Industry Report: Market trends
Current trends in international film co-production
by Thomas Schwartz
- Since the early 1990s, international film co-productions have been increasingly utilized to create programs for a global market. These projects reflect the continuing integration of cultural and economic activities on a global scale and provide a means to pool financial, creative and technical resources from participating countries. Governed by official treaties, they allow collaboration between two or more producers from different nations and provide access to various public funding mechanisms and increased production budgets.
Canada, for example, is one of the most active countries offering incentives, with over 55 co-production agreements worldwide, followed by France with over 30 treaties. The US has no official co-production agreements, but producers and studios work collaboratively with other countries on films and television programs under unofficial joint-venture agreements.
To qualify for a treaty co-production, co-producers typically have to commit to at least a 30% financial participation in a project. Of fundamental importance, treaty co-productions count towards domestic content for quota purposes, allowing projects access to local markets and eligibility for public funding. Co-productions entail financial and creative commitments, and the pooling of technical expertise, as more fully set forth in the official co-production agreement between participating parties. While the stated goal is the production of cultural programs that are nationally relevant to all countries involved (allowing producers access to various funding mechanisms such as tax incentives, grants and investments), it hasn’t quite worked out that way. Co-productions today reflect the globalization process, with a commercial focus that targets international audiences as consumers rather than citizens, resulting in a hybridization of cultures and their diversification.

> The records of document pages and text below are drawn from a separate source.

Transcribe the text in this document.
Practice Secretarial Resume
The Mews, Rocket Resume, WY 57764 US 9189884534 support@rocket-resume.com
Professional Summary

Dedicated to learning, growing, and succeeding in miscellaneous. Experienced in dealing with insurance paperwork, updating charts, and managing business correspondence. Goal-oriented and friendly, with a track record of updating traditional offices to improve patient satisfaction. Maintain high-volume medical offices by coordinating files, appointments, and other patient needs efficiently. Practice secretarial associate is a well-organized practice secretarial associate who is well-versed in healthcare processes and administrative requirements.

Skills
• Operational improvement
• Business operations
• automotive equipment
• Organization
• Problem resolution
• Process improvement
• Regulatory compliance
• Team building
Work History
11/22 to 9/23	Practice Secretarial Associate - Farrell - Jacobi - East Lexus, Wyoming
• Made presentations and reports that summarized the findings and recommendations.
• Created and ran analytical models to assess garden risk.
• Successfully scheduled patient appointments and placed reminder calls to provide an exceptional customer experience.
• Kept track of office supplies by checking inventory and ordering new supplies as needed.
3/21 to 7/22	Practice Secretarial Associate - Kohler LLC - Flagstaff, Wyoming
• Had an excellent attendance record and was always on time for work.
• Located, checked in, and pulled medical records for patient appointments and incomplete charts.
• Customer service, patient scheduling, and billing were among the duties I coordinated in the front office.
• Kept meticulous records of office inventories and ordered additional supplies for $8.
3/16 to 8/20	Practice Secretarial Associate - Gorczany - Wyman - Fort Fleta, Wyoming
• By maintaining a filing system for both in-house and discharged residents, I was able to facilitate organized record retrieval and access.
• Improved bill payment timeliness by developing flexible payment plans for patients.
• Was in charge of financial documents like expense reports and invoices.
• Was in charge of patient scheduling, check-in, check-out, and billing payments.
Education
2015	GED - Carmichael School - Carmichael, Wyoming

After the 2008 global financial crisis, the growth trend in co-productions slowed due to reductions in national cultural budgets and political changes in various treaty countries instituting reductions in their funding for the arts. However, co-producers across Europe are rejoicing once again, thanks to new European Commission regulations published on November 14th, 2013 that provide for greater state subsidies for European co-productions, multimedia projects and film distribution across Europe.
The new Cinema Communication, which replaces rules set down in 2001, will allow producers of multi-territory co-productions to tap cross-border subsidies for up to 60 percent of the film’s budget, up from 50 percent previously. State support for cinema distribution has also received approval from the Commission and co-productions can receive up to 60 percent of their EU distribution costs.
In another concession to co-producers and the realities of making cross-border productions, the Commission clarified its rules regarding support for postproduction, noting that, in principle, state aid “must not be reserved for specific parts of the production value chain,” but that producers should be free to choose how and where they spend state film subsidies. The upshot: no European country can force a producer to do postproduction in its territory as a condition for receiving state subsidies.
In total, European governments spent approximately $2.8 billion (€2.1 billion) in various forms of direct cash support for European productions and an additional $1.3 billion (€1 billion) in the form of targeted tax incentives in 2013.
Additional factors contributing to a recent increase in global co-productions include the growth in number, visibility and importance of international performing arts festivals and markets, the increased membership of European and other cultural networks focusing on international collaboration and exchange, and a heightened awareness of our global society, where international citizens have shared concerns.